I’ve made some changes to my practice based on my needs and responsibilities, and in hopes of being responsive to your needs. After almost a year of exclusively virtual appointments, I was vaccinated and headed back to the office in February. But if virtual appointments work best for you, that will continue to be part of my services. So if you want to fix yourself a cup of hot tea tea, find a quiet corner and log in to my HIPPA complaint portal, or come into my office, we will begin the important work of finding your best and healthiest self.

I believe therapy is a road to healing and health. When we meet, I use my educational, professional, and personal experience to listen with intention as we work together to understand your needs, set treatment goals, and determine a course for you. Whether you are looking into counseling for an acute reason or an ongoing one, you will find the process of self-understanding and change to be challenging yet rewarding when done in a safe, compassionate, and encouraging environment.


I bring over 17 years of experience to my work.

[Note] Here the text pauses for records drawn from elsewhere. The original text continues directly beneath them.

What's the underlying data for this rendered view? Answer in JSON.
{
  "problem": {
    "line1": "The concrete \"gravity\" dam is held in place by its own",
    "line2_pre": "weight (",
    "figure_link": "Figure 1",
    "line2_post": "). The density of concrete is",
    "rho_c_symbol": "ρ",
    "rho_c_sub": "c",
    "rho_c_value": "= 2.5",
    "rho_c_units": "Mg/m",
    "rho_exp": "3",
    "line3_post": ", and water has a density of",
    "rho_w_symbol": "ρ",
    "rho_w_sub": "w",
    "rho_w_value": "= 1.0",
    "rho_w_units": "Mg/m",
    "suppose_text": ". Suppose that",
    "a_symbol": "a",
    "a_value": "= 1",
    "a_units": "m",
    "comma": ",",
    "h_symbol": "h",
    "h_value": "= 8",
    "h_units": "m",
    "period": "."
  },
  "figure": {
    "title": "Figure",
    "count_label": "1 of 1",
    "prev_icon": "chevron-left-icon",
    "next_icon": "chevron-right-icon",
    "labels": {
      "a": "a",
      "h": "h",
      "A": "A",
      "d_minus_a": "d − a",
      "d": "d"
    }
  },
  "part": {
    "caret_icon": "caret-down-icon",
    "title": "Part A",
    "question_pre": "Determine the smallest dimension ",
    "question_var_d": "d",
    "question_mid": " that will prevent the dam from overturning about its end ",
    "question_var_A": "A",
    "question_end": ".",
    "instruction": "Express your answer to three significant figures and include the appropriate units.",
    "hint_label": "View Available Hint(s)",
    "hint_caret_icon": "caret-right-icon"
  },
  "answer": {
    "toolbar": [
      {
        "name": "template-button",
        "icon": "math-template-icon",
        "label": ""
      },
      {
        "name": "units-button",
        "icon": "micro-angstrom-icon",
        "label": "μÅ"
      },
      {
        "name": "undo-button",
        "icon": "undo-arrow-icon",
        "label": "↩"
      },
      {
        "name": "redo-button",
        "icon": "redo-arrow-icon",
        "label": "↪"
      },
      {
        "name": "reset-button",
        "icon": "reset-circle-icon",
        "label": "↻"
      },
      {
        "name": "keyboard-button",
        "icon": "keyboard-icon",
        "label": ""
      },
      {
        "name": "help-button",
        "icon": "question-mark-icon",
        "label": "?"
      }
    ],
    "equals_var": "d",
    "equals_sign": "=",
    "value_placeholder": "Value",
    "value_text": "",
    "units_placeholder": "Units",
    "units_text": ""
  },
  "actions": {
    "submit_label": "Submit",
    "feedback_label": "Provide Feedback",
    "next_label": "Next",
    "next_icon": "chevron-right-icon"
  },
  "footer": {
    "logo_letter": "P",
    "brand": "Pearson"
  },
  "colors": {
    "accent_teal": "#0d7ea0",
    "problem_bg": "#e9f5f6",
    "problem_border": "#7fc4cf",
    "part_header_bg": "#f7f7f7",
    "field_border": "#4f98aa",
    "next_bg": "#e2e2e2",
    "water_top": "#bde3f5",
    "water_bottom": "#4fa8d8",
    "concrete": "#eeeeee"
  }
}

I completed my Master’s in Professional Counseling at Richmont Graduate University in 2004 after obtaining a Bachelor in Science in Psychology and a Bachelor of Arts in Religion at Furman University in 2002. I am trained in DBT and EMDR.
If your faith is important to you, we can certainly incorporate that into our therapy. My approach integrates more concrete aspects of cognitive behavior therapy and more abstract and integrative components of faith and mindfulness. Being a person-centered therapist, I know that each of us has the desire and capacity for growth and change and I bring that knowledge to each session.

“Owning our story can be hard but not nearly as difficult as spending our lives running from it. Embracing our vulnerabilities is risky but not nearly as dangerous as giving up on love and belonging and joy—the experiences that make us the most vulnerable. Only when we are brave enough to explore the darkness will we discover the infinite power of our light.”